Tourcoing

Gérald Darmanin est élu : et maintenant ?

Publié le 19/06/2012 à 00h00

Hier, Gérald Darmanin a fait ses premiers pas de député à la télé, à l'Assemblée et à Tourcoing lors de la cérémonie du 18 juin. Tout un symbole. Mais au-delà beaucoup reste à construire pour celui qui ne peut plus se présenter comme le digne héritier de Christian Vanneste.

Gérald Darmanin est élu : et maintenant ?
Hier, Gérald Darmanin a fait ses premiers pas de député à la télé, à l'Assemblée et à Tourcoing lors de la cérémonie du 18 juin. Tout un symbole. Mais au-delà beaucoup reste à construire pour celui qui ne peut plus se présenter comme le digne héritier de Christian Vanneste.


JEAN-FRANÇOIS REBISCHUNG > jf.rebischung@nordeclair.fr
Premiers pas. Gérald Darmanin a fait ses premiers pas de député hier, le jour de la commémoration de l'appel du 18 juin. Tout un symbole.
L'élu a déposé une Croix de Lorraine fleurie au monument aux morts de la place de la Victoire. Avant cela, il a fait sa rentrée au Palais Bourbon et l'émission La Nouvelle édition. Première journée chargée. Sur Canal Plus, Gérald Darmanin était interviewé sur l'élection, son parcours et sa vision du rôle de député. Mais aussi sur son prédécesseur. Là, il a rapidement rendu hommage à son travail de terrain. Mais il a aussi insisté : « Je n'ai jamais été le collaborateur de Christian Vanneste... » Image et notoriété. Le nouveau député n'a pas encore fini d'entendre parler... du député sortant. Gérald Darmanin peut bien jouer sur le mot collaborateur - au sens de salarié - il a néanmoins été deux fois le directeur de campagne de Christian Vanneste, pour les législatives de 2007 et les municipales de 2008. Et vu la notoriété de ce dernier, ne serait-ce que du fait des polémiques qu'il a suscitées, l'étiquette sera difficile à décoller. Il faudra donc du temps à Gérald Darmanin pour effacer une certaine image et se bâtir « sa » notoriété.
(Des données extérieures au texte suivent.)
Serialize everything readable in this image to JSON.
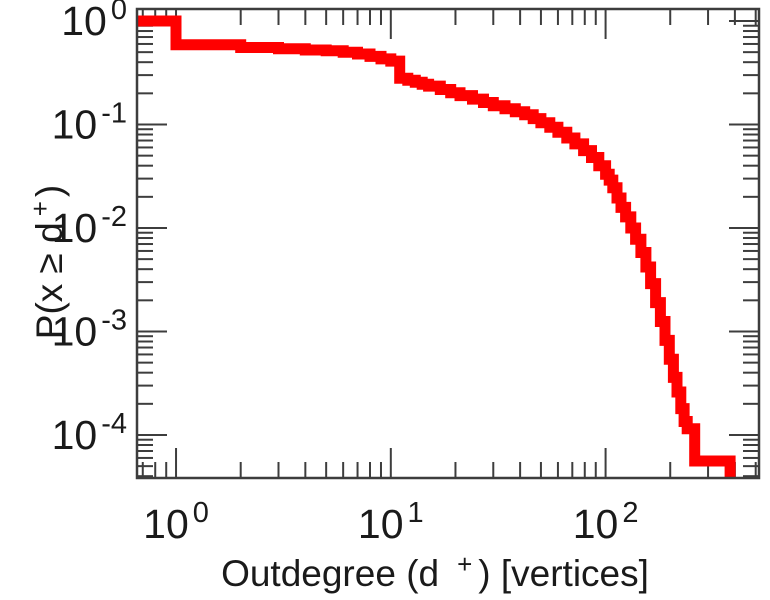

Celle qui devra faire oublier l'épisode du fils qui a tué le père spirituel et éventuellement préparer son avenir. De plus, l'élu de 29 ans a aussi, dans une moindre mesure, encore à faire ses preuves à l'UMP. L'appareil a été déployé pour lui. Mais dans la circonscription, certains vieux militants qui l'ont soutenu ne lui ont pas pour autant donné leur bénédiction.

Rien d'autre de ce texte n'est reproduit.